Read the full article.

#4: FMT Decreases Antimicrobial Resistance in Study of Children with C diff

Fecal microbiota transplantation (FMT) in children with Clostridioides difficileinfection (C diff) reduced antimicrobial resistance genes and potential pathogens, a new study found.

The study, published in Open Forum Infectious Diseases, included 9 patients younger than 21 years with recurrent C diff identified at Inova Fairfax Hospital and the Johns Hopkins Medical Institute. Stool samples were collected and analyzed before and after FMT for up to 24 weeks. Healthy adult donors were screened for potential pathogens.

C diff symptoms resolved within 3 days of FMT for all patients, with no recurrences reported during the follow-up time. While antimicrobial resistance (AMR) genes existed in all samples, they dropped substantially, and those decreases were sustained throughout the study. Multidrug resistance genes also fell.

Read the full article.

#3: Doxycycline Prophylaxis an Effective Option for Bacterial STIs

As uptake of pre-exposure prophylaxis (PrEP) to prevent HIV infection increases, so too does the rate of some sexually transmitted infections (STIs), especially among gay, bisexual, and other men who have sex with men (MSM), recent studies show. Because of this alarming trend, investigators are exploring prophylactic options for bacterial STIs, including syphilis and chlamydia.

A group of international academic and government investigators conducted a review, published in Clinical Infectious Diseases, to examine the current research, knowledge gaps, and challenges surrounding doxycycline prophylaxis to prevent bacterial STIs.

“The US is experiencing its worst [sexually transmitted infection] epidemic in more than a generation. Syphilis is at its highest level in more than 25 years. Cases of congenital syphilis and deaths in newborns due to syphilis are rising,” Jeffrey Klausner, MD, professor of medicine in the Division of Infectious Diseases and the Program in Global Health at UCLA’s Fielding School of Public Health, and an author on the study, told Contagion®. “We urgently need new strategies to control sexually transmitted diseases like syphilis.”

Read the full article.

#2: Contagion® Connect Episode 2: 'The Most Expensive Drug Is the One That Doesn't Work'

Welcome to Contagion® Connect. This new podcast will bring you expert perspectives on trending infectious disease topics.

In this episode, we take a dual look at the recently announced changes to antibiotic reimbursements from the Centers for Medicare and Medicaid Services. First, we’ll speak to Dr. Susan Davis, an infectious disease pharmacist, about the impact from a clinician standpoint. Then we'll talk to Larry Edwards, CEO of Tetraphase Pharmaceuticals, for an industry perspective.

Listen to the podcast here.

#1: Novel Drug Combination Noninferior for Treatment of cUTI

CSE, a novel combination of ceftriaxone, sulbactam and disodium ethylenediaminetetraacetic acid (EDTA) could be an alternative to meropenem for treatment of complicated urinary tract infections (cUTI), including acute pyelonephritis (AP), a recent study found.

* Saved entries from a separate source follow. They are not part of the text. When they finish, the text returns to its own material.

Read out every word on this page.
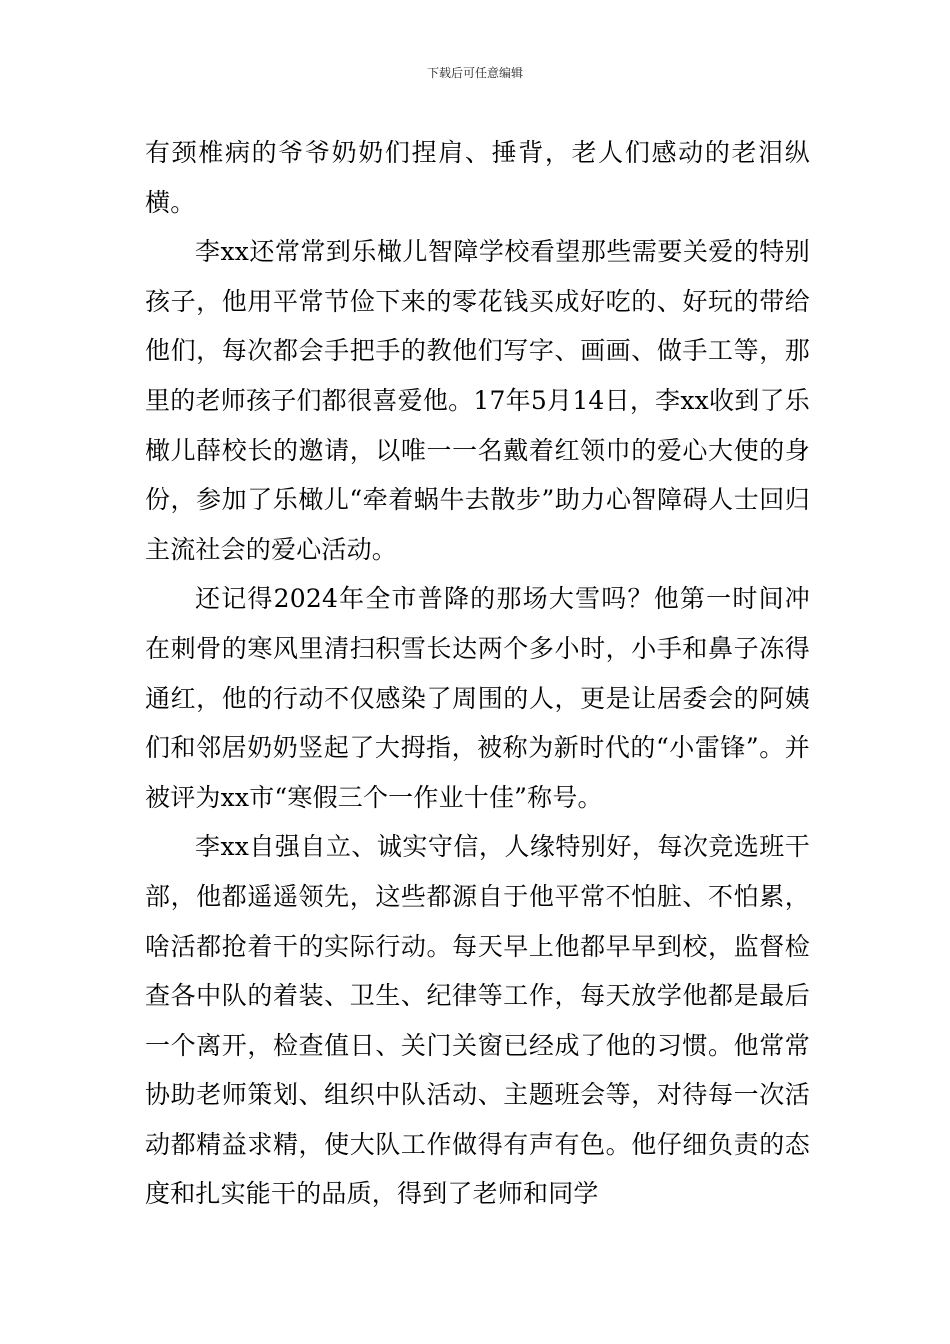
下载后可任意编辑

有颈椎病的爷爷奶奶们捏肩、捶背，老人们感动的老泪纵横。

李xx还常常到乐橄儿智障学校看望那些需要关爱的特别孩子，他用平常节俭下来的零花钱买成好吃的、好玩的带给他们，每次都会手把手的教他们写字、画画、做手工等，那里的老师孩子们都很喜爱他。17年5月14日，李xx收到了乐橄儿薛校长的邀请，以唯一一名戴着红领巾的爱心大使的身份，参加了乐橄儿“牵着蜗牛去散步”助力心智障碍人士回归主流社会的爱心活动。

还记得2024年全市普降的那场大雪吗？他第一时间冲在刺骨的寒风里清扫积雪长达两个多小时，小手和鼻子冻得通红，他的行动不仅感染了周围的人，更是让居委会的阿姨们和邻居奶奶竖起了大拇指，被称为新时代的“小雷锋”。并被评为xx市“寒假三个一作业十佳”称号。

李xx自强自立、诚实守信，人缘特别好，每次竞选班干部，他都遥遥领先，这些都源自于他平常不怕脏、不怕累，啥活都抢着干的实际行动。每天早上他都早早到校，监督检查各中队的着装、卫生、纪律等工作，每天放学他都是最后一个离开，检查值日、关门关窗已经成了他的习惯。他常常协助老师策划、组织中队活动、主题班会等，对待每一次活动都精益求精，使大队工作做得有声有色。他仔细负责的态度和扎实能干的品质，得到了老师和同学
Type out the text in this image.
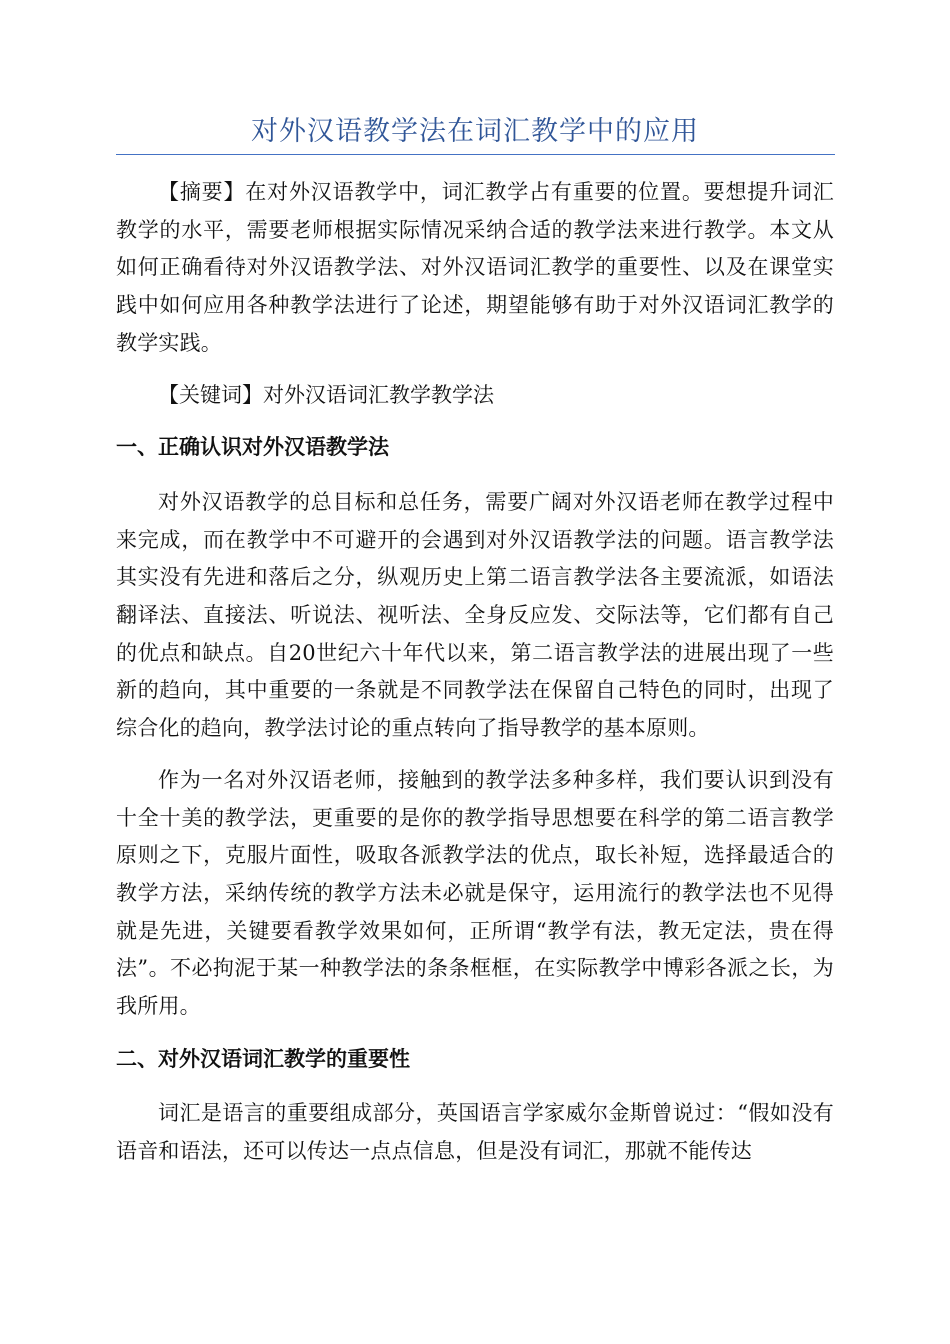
对外汉语教学法在词汇教学中的应用

【摘要】在对外汉语教学中，词汇教学占有重要的位置。要想提升词汇教学的水平，需要老师根据实际情况采纳合适的教学法来进行教学。本文从如何正确看待对外汉语教学法、对外汉语词汇教学的重要性、以及在课堂实践中如何应用各种教学法进行了论述，期望能够有助于对外汉语词汇教学的教学实践。

【关键词】对外汉语词汇教学教学法

一、正确认识对外汉语教学法

对外汉语教学的总目标和总任务，需要广阔对外汉语老师在教学过程中来完成，而在教学中不可避开的会遇到对外汉语教学法的问题。语言教学法其实没有先进和落后之分，纵观历史上第二语言教学法各主要流派，如语法翻译法、直接法、听说法、视听法、全身反应发、交际法等，它们都有自己的优点和缺点。自20世纪六十年代以来，第二语言教学法的进展出现了一些新的趋向，其中重要的一条就是不同教学法在保留自己特色的同时，出现了综合化的趋向，教学法讨论的重点转向了指导教学的基本原则。

作为一名对外汉语老师，接触到的教学法多种多样，我们要认识到没有十全十美的教学法，更重要的是你的教学指导思想要在科学的第二语言教学原则之下，克服片面性，吸取各派教学法的优点，取长补短，选择最适合的教学方法，采纳传统的教学方法未必就是保守，运用流行的教学法也不见得就是先进，关键要看教学效果如何，正所谓“教学有法，教无定法，贵在得法”。不必拘泥于某一种教学法的条条框框，在实际教学中博彩各派之长，为我所用。

二、对外汉语词汇教学的重要性

词汇是语言的重要组成部分，英国语言学家威尔金斯曾说过：“假如没有语音和语法，还可以传达一点点信息，但是没有词汇，那就不能传达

The double-blind, randomized, noninferiority study, published in Open Forum Infectious Diseases, found that CSE was effective and well-tolerated for treating multidrug-resistant gram-negative pathogens. It included 230 patients at 17 sites in India who received either intravenous CSE every 12 hours, or intravenous meropenem every 8 hours, for 5 to 14 days.

“In the present era where antimicrobial resistance is increasing at an unprecedented rate and new antibiotic development isn’t nearly enough to keep pace with it, fixed-dose combinations have an extremely important role to play,” corresponding author Mohd Amin Mir, MS, MSc, PGDPM, director of clinical research at Venus Medicine Research Centre in India, told Contagion®.